「尊重している」と言う親と「尊重されていない」と感じる子ども!データで暴く、静岡の家庭内コミュニケーション
2月。受験シーズンが佳境を迎え、進学や就職といった「人生の節目」に多くの家庭が直面する季節です。本人のみならず、見守る家族もまた、期待と焦燥が入り混じる時期でしょう。
そこで今回は、TBS生活DATAライブラリの調査結果から、全国と静岡における「家庭内コミュニケーション」の深層を紐解きます。そこに見えてきたのは、静岡特有の親子関係と、ビジネスにも通ずる「主観のズレ」でした。
まずグラフ①は全国調査全体と静岡全体で「家族について」の意見を比較したものです。

静岡の子供は「対話」に積極的?全国を凌駕するコミュニケーション量
まず、全国と静岡の全体数値を比較しても、実は大きな差は見られません。
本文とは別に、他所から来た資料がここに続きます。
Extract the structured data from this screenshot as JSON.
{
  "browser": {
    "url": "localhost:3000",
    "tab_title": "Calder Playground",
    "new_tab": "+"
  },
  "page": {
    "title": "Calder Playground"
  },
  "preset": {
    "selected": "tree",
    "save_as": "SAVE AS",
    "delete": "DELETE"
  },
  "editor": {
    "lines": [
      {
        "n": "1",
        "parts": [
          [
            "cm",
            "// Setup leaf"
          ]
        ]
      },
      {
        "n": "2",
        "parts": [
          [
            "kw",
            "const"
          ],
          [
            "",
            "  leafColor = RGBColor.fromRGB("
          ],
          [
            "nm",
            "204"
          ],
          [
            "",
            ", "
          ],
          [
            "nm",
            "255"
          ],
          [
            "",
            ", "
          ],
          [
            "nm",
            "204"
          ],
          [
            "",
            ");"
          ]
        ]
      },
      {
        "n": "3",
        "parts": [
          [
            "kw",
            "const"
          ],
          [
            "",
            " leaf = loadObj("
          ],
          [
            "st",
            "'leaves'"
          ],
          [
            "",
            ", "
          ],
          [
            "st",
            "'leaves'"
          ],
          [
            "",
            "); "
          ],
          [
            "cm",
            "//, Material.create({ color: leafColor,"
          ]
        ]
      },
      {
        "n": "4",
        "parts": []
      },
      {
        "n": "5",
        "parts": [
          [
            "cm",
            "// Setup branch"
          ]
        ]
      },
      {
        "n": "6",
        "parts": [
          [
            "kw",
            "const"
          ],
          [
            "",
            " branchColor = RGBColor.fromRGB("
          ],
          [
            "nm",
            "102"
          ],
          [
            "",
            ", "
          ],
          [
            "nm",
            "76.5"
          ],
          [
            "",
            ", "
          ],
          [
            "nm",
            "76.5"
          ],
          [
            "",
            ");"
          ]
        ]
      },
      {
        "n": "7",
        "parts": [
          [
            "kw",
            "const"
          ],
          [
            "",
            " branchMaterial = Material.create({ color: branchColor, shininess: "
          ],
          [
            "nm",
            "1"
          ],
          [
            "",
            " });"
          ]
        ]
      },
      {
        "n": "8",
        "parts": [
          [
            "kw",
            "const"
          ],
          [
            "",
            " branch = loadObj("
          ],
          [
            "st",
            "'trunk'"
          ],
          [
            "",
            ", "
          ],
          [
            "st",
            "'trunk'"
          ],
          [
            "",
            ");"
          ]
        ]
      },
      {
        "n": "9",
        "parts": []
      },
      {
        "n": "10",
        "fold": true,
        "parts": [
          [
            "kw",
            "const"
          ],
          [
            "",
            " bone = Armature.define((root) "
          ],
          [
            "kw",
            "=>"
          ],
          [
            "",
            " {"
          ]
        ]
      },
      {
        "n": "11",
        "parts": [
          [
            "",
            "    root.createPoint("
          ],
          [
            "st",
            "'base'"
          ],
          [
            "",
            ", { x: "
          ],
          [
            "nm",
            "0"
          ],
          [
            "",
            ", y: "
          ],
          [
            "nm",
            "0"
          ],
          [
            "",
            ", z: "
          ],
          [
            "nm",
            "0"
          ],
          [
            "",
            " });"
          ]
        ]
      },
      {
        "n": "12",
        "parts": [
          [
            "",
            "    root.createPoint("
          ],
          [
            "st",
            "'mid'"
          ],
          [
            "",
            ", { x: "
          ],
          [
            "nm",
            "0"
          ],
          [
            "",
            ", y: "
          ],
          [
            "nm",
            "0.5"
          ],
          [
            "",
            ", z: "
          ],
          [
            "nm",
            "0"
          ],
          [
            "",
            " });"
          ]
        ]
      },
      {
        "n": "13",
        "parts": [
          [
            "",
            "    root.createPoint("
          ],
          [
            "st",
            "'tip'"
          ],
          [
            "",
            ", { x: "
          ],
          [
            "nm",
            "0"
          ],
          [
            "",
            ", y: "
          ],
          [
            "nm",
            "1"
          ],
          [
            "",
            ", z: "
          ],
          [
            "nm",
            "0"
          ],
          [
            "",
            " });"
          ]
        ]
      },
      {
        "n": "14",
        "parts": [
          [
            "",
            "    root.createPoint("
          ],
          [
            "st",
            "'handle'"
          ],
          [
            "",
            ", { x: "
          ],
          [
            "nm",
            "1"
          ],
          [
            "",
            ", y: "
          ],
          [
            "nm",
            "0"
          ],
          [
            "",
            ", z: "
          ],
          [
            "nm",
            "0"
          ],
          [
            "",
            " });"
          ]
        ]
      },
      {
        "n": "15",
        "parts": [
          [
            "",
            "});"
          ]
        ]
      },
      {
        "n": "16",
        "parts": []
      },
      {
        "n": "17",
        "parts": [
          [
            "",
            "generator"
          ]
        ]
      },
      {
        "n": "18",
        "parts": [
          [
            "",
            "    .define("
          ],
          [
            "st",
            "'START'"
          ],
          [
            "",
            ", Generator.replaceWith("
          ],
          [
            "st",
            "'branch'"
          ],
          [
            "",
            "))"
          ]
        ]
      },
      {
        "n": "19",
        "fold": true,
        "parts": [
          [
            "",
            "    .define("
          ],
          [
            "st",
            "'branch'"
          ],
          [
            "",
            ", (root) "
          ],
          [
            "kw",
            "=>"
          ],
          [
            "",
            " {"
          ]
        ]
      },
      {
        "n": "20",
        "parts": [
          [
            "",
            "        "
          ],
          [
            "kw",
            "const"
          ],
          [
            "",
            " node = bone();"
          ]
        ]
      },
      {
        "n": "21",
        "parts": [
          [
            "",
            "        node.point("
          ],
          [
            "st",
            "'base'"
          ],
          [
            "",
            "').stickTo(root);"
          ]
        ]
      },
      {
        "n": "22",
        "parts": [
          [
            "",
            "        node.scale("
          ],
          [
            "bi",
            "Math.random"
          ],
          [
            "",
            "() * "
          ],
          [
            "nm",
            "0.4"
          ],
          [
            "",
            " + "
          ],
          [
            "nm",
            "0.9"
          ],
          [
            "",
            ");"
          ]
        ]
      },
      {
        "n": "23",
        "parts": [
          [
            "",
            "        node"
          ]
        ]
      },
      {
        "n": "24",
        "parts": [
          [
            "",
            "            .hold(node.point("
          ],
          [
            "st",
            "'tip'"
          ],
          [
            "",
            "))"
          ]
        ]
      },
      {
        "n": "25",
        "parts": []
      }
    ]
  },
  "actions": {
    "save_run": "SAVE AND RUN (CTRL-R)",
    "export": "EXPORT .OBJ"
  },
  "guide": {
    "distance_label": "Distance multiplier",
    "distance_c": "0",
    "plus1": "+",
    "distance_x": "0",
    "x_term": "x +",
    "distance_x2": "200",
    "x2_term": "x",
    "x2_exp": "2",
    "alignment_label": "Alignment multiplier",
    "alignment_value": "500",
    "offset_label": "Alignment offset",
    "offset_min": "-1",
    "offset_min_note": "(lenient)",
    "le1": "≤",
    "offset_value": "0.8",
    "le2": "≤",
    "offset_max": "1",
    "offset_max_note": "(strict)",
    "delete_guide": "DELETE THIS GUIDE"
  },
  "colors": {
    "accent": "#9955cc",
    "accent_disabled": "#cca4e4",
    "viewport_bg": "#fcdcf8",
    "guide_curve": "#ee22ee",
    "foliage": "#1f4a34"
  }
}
いずれも「父親」より「母親と会話をよくする」が10ポイント以上高く、日本の家庭におけるコミュニケーションの主軸が母親にあることが再確認されました。
また、「子供の進学・就職について、親子の会話がある」は全国・静岡ともに約20%と約5人に1人が家庭内で進路の会話をしているようです。
しかし、視点を「子供(中学生・高校生・専門学生・大学生・大学院生)」に絞ると、風景は一変します。子供の視点で全国と静岡を比較したのがグラフ②です。

全国の子どもたちに比べ、静岡の子供は親子間の対話に非常に積極的です。特に「母親と子どもとの会話をよくする」「父親と子どもとの会話をよくする」「進学・就職について親子の会話がある」という項目では、静岡の子供が全国を10ポイント以上も上回っています。静岡の若者にとって、自分の将来を家族と共有することは、全国標準よりも「当たり前の光景」となっているようです。
興味深いのは、このデータを「親目線」で見た時の反応です。「子供がいる人」に絞り込んで同データを見てみましょう。その結果をグラフ③にまとめました。

露呈した「親の物足りなさ」と「子の充足感」のパラドックス
子供目線の時は、静岡の子供が全国を10ポイント以上、上回っていた親子間の対話などのほとんどの項目で全国と静岡の差が小さくなりました。
静岡では、子供は「親とよく会話している」と高い充足感を感じている一方で、親側の数値はそこまで伸びていません。つまり、「子どもは十分話しているつもりだが、親はまだ物足りないと感じている」という温度差が存在するのです。
さらに、全国・静岡共通の傾向として「意思の尊重」にまつわる深刻なギャップも浮かび上がりました。親の多くは「子供の意思を尊重している」と自負していますが(全国43.6%、静岡39.1%)、子供側の肯定率はそれより低く(全国19.4%、静岡25.8%@グラフ②)、親の『尊重しているつもり』が、子供には『押し付け』や『不干渉』と受け取られているリスクを示唆しています。


静岡の親子に潜む「主観のズレ」と、ビジネスへの示唆
調査から浮かび上がったのは、同じ家庭内にありながら、親と子で全く異なる「景色」を見ているという事実です。
まず全国調査では、会話量への認識こそ親子で一致しているものの、進路への介入意識には大きな開きがあります。「積極的に助言すべき」と考える親の割合は子供の約2倍に達し、親側の「導いてあげたい」という強い自負が空回りしている構図が見て取れます。
一方、静岡は全国とは異なる特異なギャップを抱えています。特筆すべきは、子供の方が「進路について親とよく話せている」と実感している点です。親側は全国調査と比べて会話の不足を感じていて、「子供は満足しているが、親はもっと関わりたい」という静岡独自の進路についての「親の飢え」が浮き彫りになりました。
こうした親子の主観的なズレは、教育機関や採用担当者にとって重要なヒントになります。学生本人への直接的なアプローチは不可欠ですが、同時に、家庭内の強力なインフルエンサーでありながら対話に「不足」や「介入の壁」を感じている親世代への情報提供が、意思決定のテーブルに載るための最短距離になるかもしれません。